Découvrez Le Clairon. L’édito qui secoue l’actualité pour vous tenir informé. Des analyses percutantes pour rester au cœur de l’info.
« Maison de retraite 2 », c’est le titre de la suite d’un film actuellement en salle qui raconte les péripéties de petits vieux dynamiques et roublards dans un EHPAD. Mais ça pourrait également être le titre de la prochaine élection présidentielle américaine.
En novembre, les électeurs américains seront appelés aux urnes pour désigner les 538 membres du collège électoral des États-Unis. Ceux qu’on appelle les « grands électeurs » éliront leur Président dans la foulée. Même si rien n’est encore définitif, la séquence des « primaires » n’en étant qu’à ses prémices, tout porte à croire que le scrutin de l’automne mettra en scène une revanche de l’élection de 2020, quand Biden l’avait emporté face à Trump, le Président sortant.
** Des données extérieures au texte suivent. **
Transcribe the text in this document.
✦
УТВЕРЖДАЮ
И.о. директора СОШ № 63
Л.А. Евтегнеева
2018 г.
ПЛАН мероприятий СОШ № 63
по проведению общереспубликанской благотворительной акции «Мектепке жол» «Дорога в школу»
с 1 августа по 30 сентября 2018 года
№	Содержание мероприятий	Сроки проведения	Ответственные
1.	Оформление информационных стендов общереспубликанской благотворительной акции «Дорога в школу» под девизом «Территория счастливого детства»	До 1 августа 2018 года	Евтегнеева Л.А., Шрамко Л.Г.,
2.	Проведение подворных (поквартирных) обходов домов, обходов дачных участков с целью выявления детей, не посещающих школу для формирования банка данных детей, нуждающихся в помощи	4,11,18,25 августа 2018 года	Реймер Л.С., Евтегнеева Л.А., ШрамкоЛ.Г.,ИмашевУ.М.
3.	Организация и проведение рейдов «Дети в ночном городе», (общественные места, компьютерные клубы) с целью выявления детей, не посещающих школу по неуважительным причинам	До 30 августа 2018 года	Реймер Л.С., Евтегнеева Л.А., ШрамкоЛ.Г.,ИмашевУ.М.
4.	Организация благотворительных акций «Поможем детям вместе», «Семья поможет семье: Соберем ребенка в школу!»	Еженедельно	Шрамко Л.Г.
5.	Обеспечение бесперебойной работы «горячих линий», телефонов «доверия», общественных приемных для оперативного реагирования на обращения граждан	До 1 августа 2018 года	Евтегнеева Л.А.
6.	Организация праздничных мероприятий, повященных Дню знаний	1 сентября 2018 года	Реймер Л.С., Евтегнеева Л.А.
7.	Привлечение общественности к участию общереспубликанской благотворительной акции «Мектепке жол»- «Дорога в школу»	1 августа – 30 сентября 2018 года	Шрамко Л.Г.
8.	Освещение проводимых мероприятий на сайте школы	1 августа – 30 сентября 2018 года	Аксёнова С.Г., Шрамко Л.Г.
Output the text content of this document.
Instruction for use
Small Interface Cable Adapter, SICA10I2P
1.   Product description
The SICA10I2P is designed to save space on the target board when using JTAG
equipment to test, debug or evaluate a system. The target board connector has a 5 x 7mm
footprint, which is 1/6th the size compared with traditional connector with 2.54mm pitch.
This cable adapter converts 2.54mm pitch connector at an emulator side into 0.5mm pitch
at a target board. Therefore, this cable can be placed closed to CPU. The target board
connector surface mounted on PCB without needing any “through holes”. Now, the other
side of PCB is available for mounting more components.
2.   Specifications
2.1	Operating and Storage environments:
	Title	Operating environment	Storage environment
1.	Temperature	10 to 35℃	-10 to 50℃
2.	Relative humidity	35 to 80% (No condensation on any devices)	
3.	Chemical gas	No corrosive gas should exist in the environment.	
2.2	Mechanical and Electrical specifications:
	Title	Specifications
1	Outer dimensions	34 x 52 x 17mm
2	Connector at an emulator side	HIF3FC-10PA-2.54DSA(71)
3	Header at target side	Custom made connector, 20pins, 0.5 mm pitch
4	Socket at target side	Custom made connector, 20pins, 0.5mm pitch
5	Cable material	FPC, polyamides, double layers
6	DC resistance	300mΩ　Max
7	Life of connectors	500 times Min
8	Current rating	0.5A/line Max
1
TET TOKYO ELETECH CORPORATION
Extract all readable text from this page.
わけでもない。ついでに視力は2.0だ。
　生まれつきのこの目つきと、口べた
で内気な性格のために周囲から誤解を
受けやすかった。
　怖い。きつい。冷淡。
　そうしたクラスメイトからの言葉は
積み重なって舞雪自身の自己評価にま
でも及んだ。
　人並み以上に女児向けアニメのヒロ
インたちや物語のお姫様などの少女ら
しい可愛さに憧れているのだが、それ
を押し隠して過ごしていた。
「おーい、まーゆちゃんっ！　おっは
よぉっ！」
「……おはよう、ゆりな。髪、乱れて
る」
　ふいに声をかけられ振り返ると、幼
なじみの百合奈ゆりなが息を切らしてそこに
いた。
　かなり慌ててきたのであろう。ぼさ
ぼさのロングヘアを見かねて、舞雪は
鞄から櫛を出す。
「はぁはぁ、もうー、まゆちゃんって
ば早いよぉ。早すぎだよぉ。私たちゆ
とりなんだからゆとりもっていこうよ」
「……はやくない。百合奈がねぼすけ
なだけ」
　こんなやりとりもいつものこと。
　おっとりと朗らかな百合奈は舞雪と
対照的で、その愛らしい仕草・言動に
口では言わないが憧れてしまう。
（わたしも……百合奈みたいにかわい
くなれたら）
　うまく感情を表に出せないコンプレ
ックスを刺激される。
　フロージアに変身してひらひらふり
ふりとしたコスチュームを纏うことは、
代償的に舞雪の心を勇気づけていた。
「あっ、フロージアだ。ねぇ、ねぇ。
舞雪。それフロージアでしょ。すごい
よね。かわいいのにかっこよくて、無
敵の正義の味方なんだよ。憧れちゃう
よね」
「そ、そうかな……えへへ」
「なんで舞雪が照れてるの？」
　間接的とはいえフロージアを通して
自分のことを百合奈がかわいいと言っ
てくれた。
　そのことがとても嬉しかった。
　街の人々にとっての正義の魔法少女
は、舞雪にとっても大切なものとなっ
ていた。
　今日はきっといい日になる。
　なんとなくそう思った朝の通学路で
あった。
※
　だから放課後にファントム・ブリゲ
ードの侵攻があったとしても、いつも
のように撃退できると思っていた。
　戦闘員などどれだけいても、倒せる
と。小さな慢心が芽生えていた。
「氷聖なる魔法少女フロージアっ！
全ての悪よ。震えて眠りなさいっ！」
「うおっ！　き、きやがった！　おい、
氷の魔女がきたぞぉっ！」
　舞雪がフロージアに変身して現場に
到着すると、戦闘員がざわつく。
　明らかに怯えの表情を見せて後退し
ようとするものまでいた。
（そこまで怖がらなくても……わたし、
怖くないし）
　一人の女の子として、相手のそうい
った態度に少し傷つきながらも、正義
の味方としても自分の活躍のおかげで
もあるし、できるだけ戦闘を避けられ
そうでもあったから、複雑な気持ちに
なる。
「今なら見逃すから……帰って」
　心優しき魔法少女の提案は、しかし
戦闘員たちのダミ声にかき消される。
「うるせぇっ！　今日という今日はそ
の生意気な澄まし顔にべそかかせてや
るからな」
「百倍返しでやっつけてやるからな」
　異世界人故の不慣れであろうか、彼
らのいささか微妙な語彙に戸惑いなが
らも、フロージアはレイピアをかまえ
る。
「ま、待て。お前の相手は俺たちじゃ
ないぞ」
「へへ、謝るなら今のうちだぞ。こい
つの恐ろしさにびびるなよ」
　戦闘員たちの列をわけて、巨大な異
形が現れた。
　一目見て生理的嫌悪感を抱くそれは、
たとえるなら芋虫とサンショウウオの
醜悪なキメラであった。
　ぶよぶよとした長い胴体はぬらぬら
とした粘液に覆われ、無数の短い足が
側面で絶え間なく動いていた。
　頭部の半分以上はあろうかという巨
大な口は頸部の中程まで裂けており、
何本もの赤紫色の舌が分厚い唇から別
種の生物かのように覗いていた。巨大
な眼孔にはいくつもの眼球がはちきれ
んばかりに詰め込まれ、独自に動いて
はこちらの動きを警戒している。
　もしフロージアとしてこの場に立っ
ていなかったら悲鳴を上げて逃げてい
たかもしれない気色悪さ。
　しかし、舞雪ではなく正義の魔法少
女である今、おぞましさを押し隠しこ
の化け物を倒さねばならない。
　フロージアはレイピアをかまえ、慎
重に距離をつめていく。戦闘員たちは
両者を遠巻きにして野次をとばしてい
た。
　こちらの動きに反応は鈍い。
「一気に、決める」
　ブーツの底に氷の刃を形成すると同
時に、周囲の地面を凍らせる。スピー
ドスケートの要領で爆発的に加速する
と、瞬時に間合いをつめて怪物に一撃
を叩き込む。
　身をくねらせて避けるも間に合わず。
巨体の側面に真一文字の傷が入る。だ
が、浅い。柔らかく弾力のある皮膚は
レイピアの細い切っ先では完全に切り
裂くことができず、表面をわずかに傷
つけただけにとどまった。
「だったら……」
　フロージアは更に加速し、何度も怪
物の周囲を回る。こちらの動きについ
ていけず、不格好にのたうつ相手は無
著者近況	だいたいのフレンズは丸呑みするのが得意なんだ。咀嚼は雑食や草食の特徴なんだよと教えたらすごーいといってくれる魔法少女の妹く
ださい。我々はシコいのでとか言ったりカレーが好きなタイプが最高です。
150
À ma gauche, le Démocrate Joe Biden, 82 ans. À ma droite, le Républicain Donald Trump, 78 ans. Un papy largement octogénaire qui n’a visiblement plus toute sa tête à ma gauche. Un vieux monsieur presqu’octogénaire mais totalement borderline, tendance affabulateur, fervent partisan de la réalité alternative à ma gauche.
Tant pis si une écrasante majorité des Américains ne veut pas du match retour du scrutin de 2020, les deux grands-pères sont persuadés d’être l’homme de la situation. Rien ne semble pouvoir enrayer cette fuite en avant.
Qu’importe si Trump collectionne les affaires de mœurs, les provocations et les inculpations judiciaires. Plus il multiplie les comparutions devant les juges, plus il raconte n’importe quoi, plus il invente des histoires et plus il monte dans les sondages. S’appuyant sur un noyau d’afficionados extrêmement puissants dans le Grand Old Party, le milliardaire new-yorkais a fait le vide autour de lui, éliminant un à un tous ceux qui lui contestaient son autorité.
Qu’importe si Biden a des absences de plus en plus évidentes et s’il demande régulièrement et publiquement des nouvelles d’individus décédés depuis des lustres. D’une part, personne n’a le courage de le débrancher et, d’autre part, aucun leader potentiel n’émerge au sein du parti démocrate pour prendre la relève.
L’un des deux a donc toutes les chances de devenir Président du plus puissant état de la planète à la fin de l’année. Donc, potentiellement, l’homme le plus puissant du monde. Cette perspective est extrêmement inquiétante, à la fois pour les États-Unis -mais après tout, c’est leur affaire- mais également pour les équilibres diplomatiques internationaux -et là, nous sommes tous concernés-.
Si la reconduction de Biden serait un moindre mal, l’élection de Trump pourrait avoir des répercussions mondiales catastrophiques. La guerre en Ukraine, le conflit israélien, la situation en Iran et en Corée du Nord, les velléités chinoises sur Taïwan, le fonctionnement de l’OTAN, tous les points chauds géopolitiques seraient directement impactés par un nouveau mandat de Trump. D’autant plus que le sociopathe à la chevelure incertaine, animé par un sentiment de revanche depuis 2020 et une élection que le système lui aurait « volée », a eu quatre ans pour ruminer sa vengeance et n’aurait, selon l’aveu même de ses proches, aucune limite pour laisser libre cours à ses pulsions.
C’est l’avenir de l’humanité qui pourrait se jouer dans moins de dix mois. Rien que ça. Croisons donc les doigts pour que les Américains aient un minimum de lucidité pour envoyer définitivement Trump à la retraite.